For a self-employed person or an employer with few employees, a SEP (Simplified Employee Pension) IRA is an accessible alternative to the traditional pension and 401(k). If you are risk-averse, want to provide a portion of retirement savings for you and your employees, the SEP can be a good option. Here is what you need to know about SEP-IRA limits, benefits, and eligibility requirements.
If you are concerned about building up a retirement nest egg and want to be generous to employees, A SEP IRA has much more generous limits than a standard or SIMPLE IRA. In 2021, contributions can total 25% of compensation, up to $58,000. The amount of compensation you can use to calculate the 25% limit is limited to $290,000 in 2021.
A SEP-IRA can be invested in many different things, depending on the plan manager. You can put the money into a mutual fund, ETFs (exchange-traded funds), or individual stocks and bonds.
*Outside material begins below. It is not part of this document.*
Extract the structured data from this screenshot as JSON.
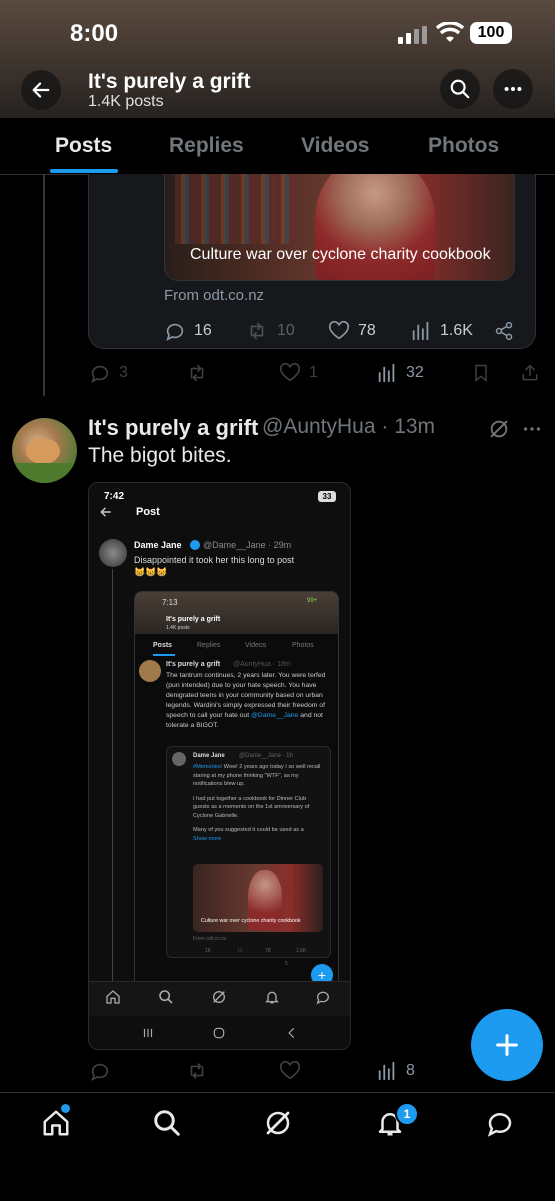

The employee or you as a self-employed person are in the driver seat with a SEP. A SEP does not have the start-up and operating costs of a conventional retirement plan, and as noted above, you can set it up to defer taxes on up to 25% of compensation.
Employees are eligible under the following conditions. Interestingly, an employer can use LESS restrictive requirements, but they can’t create MORE restrictive requirements.
Participation is open to an employee who
- Has reached age 21
- Has worked for the employer in at least 3 of the last 5 years
- Received at least $650 in compensation for 2021 from the employer during the year ($600 for 2020)
SEP IRA Pros:
- Easy to set up with IRS form 5305-SEP
- Low administrative costs
- Flexible annual contributions – a SEP is a good plan if cash flow is an issue
- The employer must contribute equally for all eligible employees
SEP IRA Cons:
- No Roth version. With a Roth, you can opt to pay taxes on contributions now and take distributions tax-free when you retire.
- There are no catch-up options for people 50 and over, as there are with other IRAs
- For business owners who contribute to your own plan, you are required to make proportional contributions for each eligible employee.
- Like with traditional IRAS, there are minimum distributions required after age 72.
Is SEP Right for You?
We are big on making as much of your money as accessible as possible to you regardless of your age. That said, there are great reasons—especially if you are the owner of a small business—to take the tax advantages of a SEP IRA and build a retirement nest egg as part of an overall financial strategy.